Tom, as I first recalled it, attended his own funeral and was moved to tears by the tributes. This seemed to sum up the 'departure eulogy' ritual as a funeral oration that conveniently preceded death.
'The congregation became more and more moved as the pathetic tale went on, till at last the whole company broke down and joined weeping mourners in a chorus of anguished sobs, the preacher himself giving way to his feelings, and crying in the pulpit.' (Twain, 1876/1951, 118)
It's germane to this farewell that when I went back to the original, I was reminded how chancy memory is. NOT Tom himself, NOT his tears but his triumph. (I blame my 8 year-old self, the original reader, for working up a self-serving "you'll be sorry one day" displacement. Though perhaps I should blame, as well, a much older self.)
'..the three boys came marching up the aisle, Tom in the lead, Joe next, and Huck, a ruin in drooping rags, sneaking foolishly in the rear. They had been hid in the unused gallery, listening to their own funeral sermon.' (ibid.)
'Twain' is an apposite departure point for another reason. I start out on this reflection from two different starting points. The first is a colleague's recent departure and the eulogy rendered by Maggie MacLure and responded to in like measure by Bridget Somekh. Both were 'deserved', of course, but they were also culturally inevitable victory narratives, true to the rituals of departure. It is the cultural and not the personal that I intend to subvert. I wish, that is, to dismember that kind of remembering.
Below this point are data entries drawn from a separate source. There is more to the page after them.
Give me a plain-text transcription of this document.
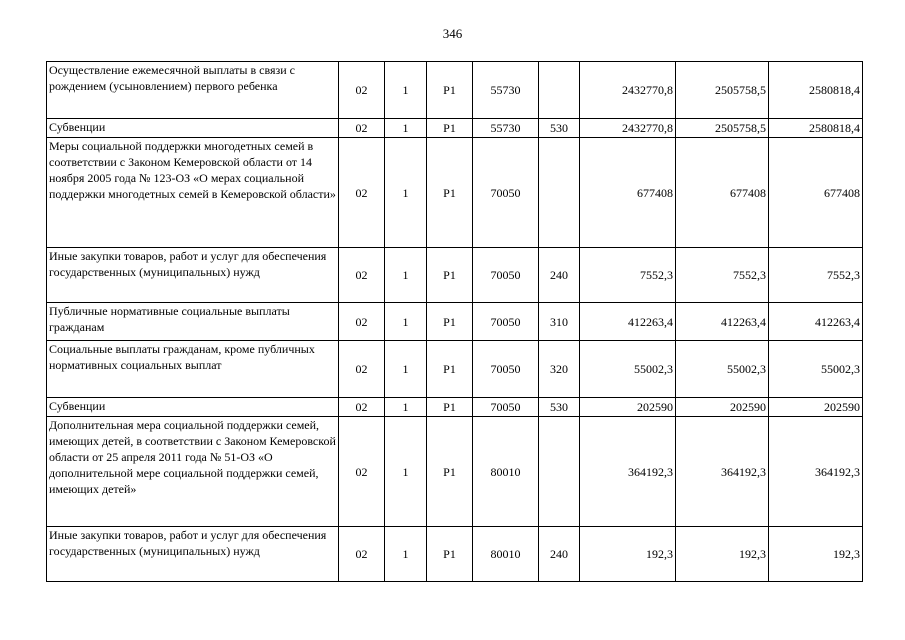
346
Осуществление ежемесячной выплаты в связи с рождением (усыновлением) первого ребенка	02	1	P1	55730		2432770,8	2505758,5	2580818,4
Субвенции	02	1	P1	55730	530	2432770,8	2505758,5	2580818,4
Меры социальной поддержки многодетных семей в соответствии с Законом Кемеровской области от 14 ноября 2005 года № 123-ОЗ «О мерах социальной поддержки многодетных семей в Кемеровской области»	02	1	P1	70050		677408	677408	677408
Иные закупки товаров, работ и услуг для обеспечения государственных (муниципальных) нужд	02	1	P1	70050	240	7552,3	7552,3	7552,3
Публичные нормативные социальные выплаты гражданам	02	1	P1	70050	310	412263,4	412263,4	412263,4
Социальные выплаты гражданам, кроме публичных нормативных социальных выплат	02	1	P1	70050	320	55002,3	55002,3	55002,3
Субвенции	02	1	P1	70050	530	202590	202590	202590
Дополнительная мера социальной поддержки семей, имеющих детей, в соответствии с Законом Кемеровской области от 25 апреля 2011 года № 51-ОЗ «О дополнительной мере социальной поддержки семей, имеющих детей»	02	1	P1	80010		364192,3	364192,3	364192,3
Иные закупки товаров, работ и услуг для обеспечения государственных (муниципальных) нужд	02	1	P1	80010	240	192,3	192,3	192,3
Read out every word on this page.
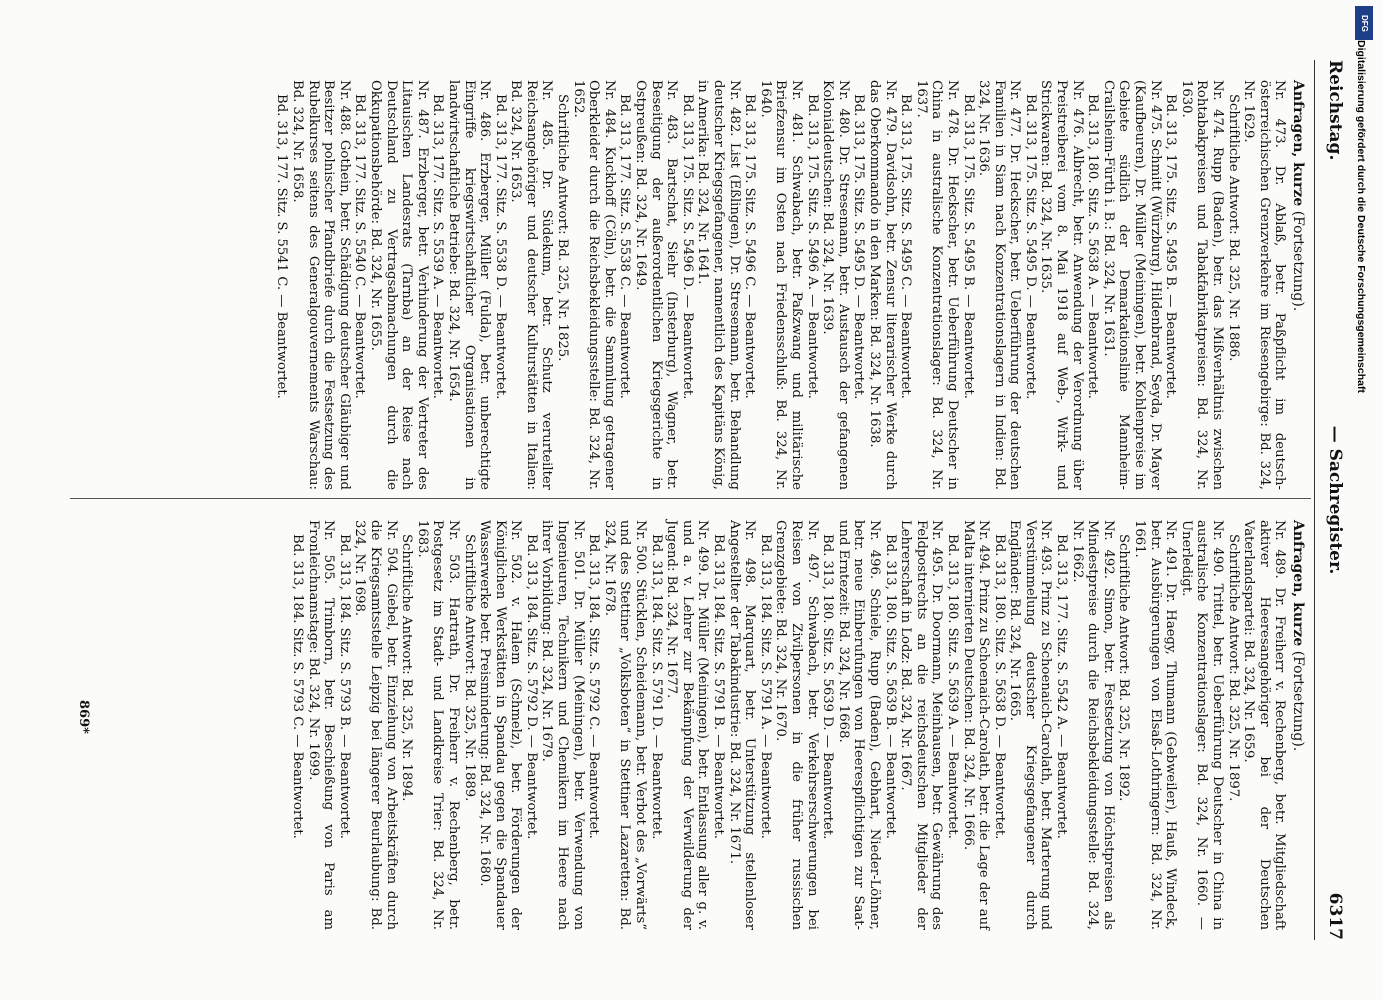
Reichstag.
— Sachregister.
6317
Anfragen, kurze (Fortsetzung).
Nr. 473. Dr. Ablaß, betr. Paßpflicht im deutsch-österreichischen Grenzverkehre im Riesengebirge: Bd. 324, Nr. 1629.
Schriftliche Antwort: Bd. 325, Nr. 1886.
Nr. 474. Rupp (Baden), betr. das Mißverhältnis zwischen Rohtabakpreisen und Tabakfabrikatpreisen: Bd. 324, Nr. 1630.
Bd. 313, 175. Sitz. S. 5495 B. — Beantwortet.
Nr. 475. Schmitt (Würzburg), Hildenbrand, Seyda, Dr. Mayer (Kaufbeuren), Dr. Müller (Meiningen), betr. Kohlenpreise im Gebiete südlich der Demarkationslinie Mannheim-Crailsheim-Fürth i. B.: Bd. 324, Nr. 1631.
Bd. 313, 180. Sitz. S. 5638 A. — Beantwortet.
Nr. 476. Albrecht, betr. Anwendung der Verordnung über Preistreiberei vom 8. Mai 1918 auf Web-, Wirk- und Strickwaren: Bd. 324, Nr. 1635.
Bd. 313, 175. Sitz. S. 5495 D. — Beantwortet.
Nr. 477. Dr. Heckscher, betr. Ueberführung der deutschen Familien in Siam nach Konzentrationslagern in Indien: Bd. 324, Nr. 1636.
Bd. 313, 175. Sitz. S. 5495 B. — Beantwortet.
Nr. 478. Dr. Heckscher, betr. Ueberführung Deutscher in China in australische Konzentrationslager: Bd. 324, Nr. 1637.
Bd. 313, 175. Sitz. S. 5495 C. — Beantwortet.
Nr. 479. Davidsohn, betr. Zensur literarischer Werke durch das Oberkommando in den Marken: Bd. 324, Nr. 1638.
Bd. 313, 175. Sitz. S. 5495 D. — Beantwortet.
Nr. 480. Dr. Stresemann, betr. Austausch der gefangenen Kolonialdeutschen: Bd. 324, Nr. 1639.
Bd. 313, 175. Sitz. S. 5496 A. — Beantwortet.
Nr. 481. Schwabach, betr. Paßzwang und militärische Briefzensur im Osten nach Friedensschluß: Bd. 324, Nr. 1640.
Bd. 313, 175. Sitz. S. 5496 C. — Beantwortet.
Nr. 482. List (Eßlingen), Dr. Stresemann, betr. Behandlung deutscher Kriegsgefangener, namentlich des Kapitäns König, in Amerika: Bd. 324, Nr. 1641.
Bd. 313, 175. Sitz. S. 5496 D. — Beantwortet.
Nr. 483. Bartschat, Siehr (Insterburg), Wagner, betr. Beseitigung der außerordentlichen Kriegsgerichte in Ostpreußen: Bd. 324, Nr. 1649.
Bd. 313, 177. Sitz. S. 5538 C. — Beantwortet.
Nr. 484. Kuckhoff (Cöln), betr. die Sammlung getragener Oberkleider durch die Reichsbekleidungsstelle: Bd. 324, Nr. 1652.
Schriftliche Antwort: Bd. 325, Nr. 1825.
Nr. 485. Dr. Südekum, betr. Schutz verurteilter Reichsangehöriger und deutscher Kulturstätten in Italien: Bd. 324, Nr. 1653.
Bd. 313, 177. Sitz. S. 5538 D. — Beantwortet.
Nr. 486. Erzberger, Müller (Fulda), betr. unberechtigte Eingriffe kriegswirtschaftlicher Organisationen in landwirtschaftliche Betriebe: Bd. 324, Nr. 1654.
Bd. 313, 177. Sitz. S. 5539 A. — Beantwortet.
Nr. 487. Erzberger, betr. Verhinderung der Vertreter des Litauischen Landesrats (Tarnba) an der Reise nach Deutschland zu Vertragsabmachungen durch die Okkupationsbehörde: Bd. 324, Nr. 1655.
Bd. 313, 177. Sitz. S. 5540 C. — Beantwortet.
Nr. 488. Gothein, betr. Schädigung deutscher Gläubiger und Besitzer polnischer Pfandbriefe durch die Festsetzung des Rubelkurses seitens des Generalgouvernements Warschau: Bd. 324, Nr. 1658.
Bd. 313, 177. Sitz. S. 5541 C. — Beantwortet.
Anfragen, kurze (Fortsetzung).
Nr. 489. Dr. Freiherr v. Rechenberg, betr. Mitgliedschaft aktiver Heeresangehöriger bei der Deutschen Vaterlandspartei: Bd. 324, Nr. 1659.
Schriftliche Antwort: Bd. 325, Nr. 1897.
Nr. 490. Trittel, betr. Ueberführung Deutscher in China in australische Konzentrationslager: Bd. 324, Nr. 1660. — Unerledigt.
Nr. 491. Dr. Haegy, Thumann (Gebweiler), Hauß, Windeck, betr. Ausbürgerungen von Elsaß-Lothringern: Bd. 324, Nr. 1661.
Schriftliche Antwort: Bd. 325, Nr. 1892.
Nr. 492. Simon, betr. Festsetzung von Höchstpreisen als Mindestpreise durch die Reichsbekleidungsstelle: Bd. 324, Nr. 1662.
Bd. 313, 177. Sitz. S. 5542 A. — Beantwortet.
Nr. 493. Prinz zu Schoenaich-Carolath, betr. Marterung und Verstümmelung deutscher Kriegsgefangener durch Engländer: Bd. 324, Nr. 1665.
Bd. 313, 180. Sitz. S. 5638 D. — Beantwortet.
Nr. 494. Prinz zu Schoenaich-Carolath, betr. die Lage der auf Malta internierten Deutschen: Bd. 324, Nr. 1666.
Bd. 313, 180. Sitz. S. 5639 A. — Beantwortet.
Nr. 495. Dr. Doormann, Meinhausen, betr. Gewährung des Feldpostrechts an die reichsdeutschen Mitglieder der Lehrerschaft in Lodz: Bd. 324, Nr. 1667.
Bd. 313, 180. Sitz. S. 5639 B. — Beantwortet.
Nr. 496. Schiele, Rupp (Baden), Gebhart, Nieder-Löhner, betr. neue Einberufungen von Heerespflichtigen zur Saat- und Erntezeit: Bd. 324, Nr. 1668.
Bd. 313, 180. Sitz. S. 5639 D. — Beantwortet.
Nr. 497. Schwabach, betr. Verkehrserschwerungen bei Reisen von Zivilpersonen in die früher russischen Grenzgebiete: Bd. 324, Nr. 1670.
Bd. 313, 184. Sitz. S. 5791 A. — Beantwortet.
Nr. 498. Marquart, betr. Unterstützung stellenloser Angestellter der Tabakindustrie: Bd. 324, Nr. 1671.
Bd. 313, 184. Sitz. S. 5791 B. — Beantwortet.
Nr. 499. Dr. Müller (Meiningen), betr. Entlassung aller g. v. und a. v. Lehrer zur Bekämpfung der Verwilderung der Jugend: Bd. 324, Nr. 1677.
Bd. 313, 184. Sitz. S. 5791 D. — Beantwortet.
Nr. 500. Stücklen, Scheidemann, betr. Verbot des „Vorwärts“ und des Stettiner „Volksboten“ in Stettiner Lazaretten: Bd. 324, Nr. 1678.
Bd. 313, 184. Sitz. S. 5792 C. — Beantwortet.
Nr. 501. Dr. Müller (Meiningen), betr. Verwendung von Ingenieuren, Technikern und Chemikern im Heere nach ihrer Vorbildung: Bd. 324, Nr. 1679.
Bd. 313, 184. Sitz. S. 5792 D. — Beantwortet.
Nr. 502. v. Halem (Schmelz), betr. Förderungen der Königlichen Werkstätten in Spandau gegen die Spandauer Wasserwerke betr. Preisminderung: Bd. 324, Nr. 1680.
Schriftliche Antwort: Bd. 325, Nr. 1889.
Nr. 503. Hartrath, Dr. Freiherr v. Rechenberg, betr. Postgesetz im Stadt- und Landkreise Trier: Bd. 324, Nr. 1683.
Schriftliche Antwort: Bd. 325, Nr. 1894.
Nr. 504. Giebel, betr. Einziehung von Arbeitskräften durch die Kriegsamtsstelle Leipzig bei längerer Beurlaubung: Bd. 324, Nr. 1698.
Bd. 313, 184. Sitz. S. 5793 B. — Beantwortet.
Nr. 505. Trimborn, betr. Beschießung von Paris am Fronleichnamstage: Bd. 324, Nr. 1699.
Bd. 313, 184. Sitz. S. 5793 C. — Beantwortet.
869*
DFG
Digitalisierung gefördert durch die Deutsche Forschungsgemeinschaft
The second is certainly a bit weird, yet empirical. I experienced a strange recollection as I cleared out my room, filtering the detritus of 13 years' research activity at MMU. It provoked the memory of an earlier clearing-out. My mother had Alzheimer's and when she died we found a letter in her belongings. It was a blank sheet of writing paper, mostly. But in the bottom right hand corner, a page within a page, in absolutely tiny writing she had started a letter to her already dead sister. It began, 'Dear Meg, I haven't heard from you for a while so…' and then the rest was hieroglyphics. Her mind, for the rest of the letter, was only able to do bits of letters… a loop, a vertical, a dash. A kind of litter of letters. But more like 'litter' in the older sense of what remains for us to lie on, a bedding of sorts, those broken letters as remainders of sense. This was a performance paradoxically unable to say anything yetenacting all that could be said about a mind and the nature of its atrophy.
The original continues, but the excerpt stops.